Das gleiche ist ebenso wahr von der Schrift, dem geschriebenen Wort, welches gleich der Natur durch sechs Tage der Veränderung gegangen ist und gleich Christi Fleisch zugenommen hat an Alter und Weisheit. Es ist sowohl ein Vorhang als eine Offenbarung und deshalb muss es gleich der Natur der Vorsehung und dem Fleische Christi den gleichen Vorwurf auf sich laden, dass es unbeständig sei und Gott in unwürdiger, ja selbst unwahrer Beleuchtung zeige. Die Schrift ist in der Tat ein Schleier und zeichnet, wenn buchstäblich angenommen, das heißt so, wie sie unserm Verstand erscheint, Gott ebenso verstellt von dem, wie Er wirklich ist, wie Natur und Vorsehung Ihm zu zeigen scheinen. Und doch offenbart sie Ihn immerdar so herrlich, wie nichts anderes Ihn jemals geoffenbart hat. Denn obwohl in Christi Fleisch die Offenbarung trotz des Schleiers vollkommen ist, lässt gerade dessen Vollkommenheit und Geschlossenheit nicht zu, dass wir die einzelnen Teile sehen, welche in der Heiligen Schrift stückweise manchmal und mancherlei Weise (nach Luther wörtlich in vielen T e i l e n) und auf mancherlei Weise (Hebr 1:1) vorgesetzt werden und in einer Weise, wie Ihn uns weder Natur noch Vorsehung zeigt. Denn Gesetz und Propheten sagen uns mehr von Gott und seinem Ratschluss bezüglich der Wiederbringung aller Dinge und der verheißenen Zeiten der Ruhe und des Sabbats, als die Natur unserm jetzigen Erkennen zugänglich macht, obwohl die Natur uns weit mehr sagen könnte und wahrscheinlich auch sagt, als ein natürliches Auge oder Ohr je begriffen hat.
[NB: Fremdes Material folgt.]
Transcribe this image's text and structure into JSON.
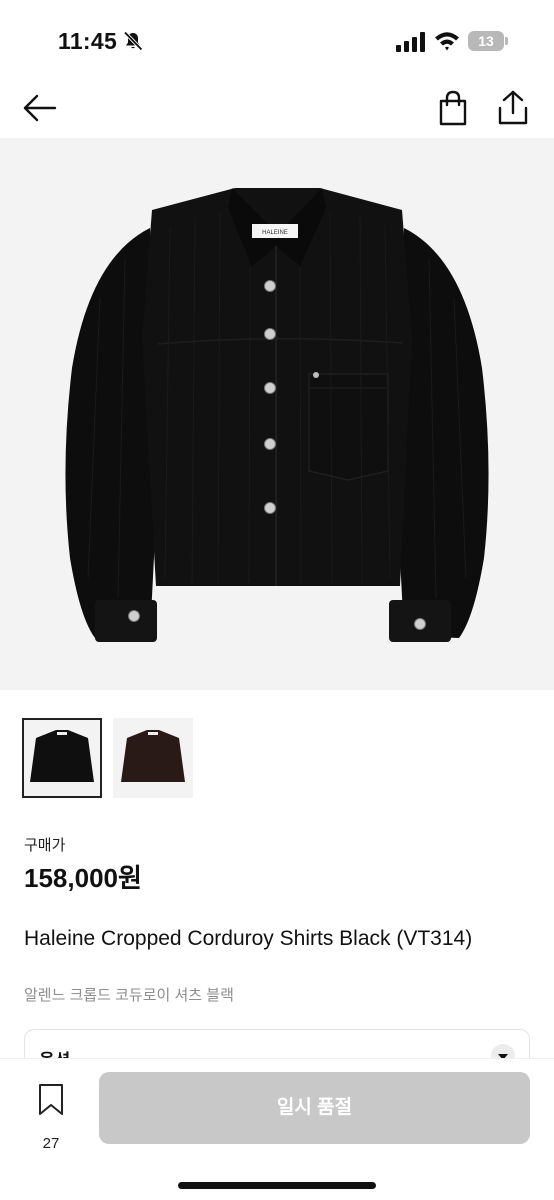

Wenn die Natur und Vorsehung, Christi Fleisch und Heilige Schrift alle diese charakteristische Eigentümlichkeit haben, sowohl zu verhüllen als zu enthüllen und darum den Vorwurf sich zu widersprechen auf sich laden, wenn sie mit dem Verstand gesehen werden, weil sie etwas zu erklären scheinen, was der Wirklichkeit widerspricht, dürfen wir dann nicht den Schluss ziehen, dass sie alle aus derselben Hand gekommen sind, zumal wenn es sich zeigt, dass die offen liegenden Widersprüche, die sich bis jeder dieser Offenbarungen finden, gleich dem Vorhang in der Stiftshütte jedes Mal eine tiefere Wahrheit verbergen, die sich für gefallene Menschen gar nicht anders zum Ausdruck bringen lässt.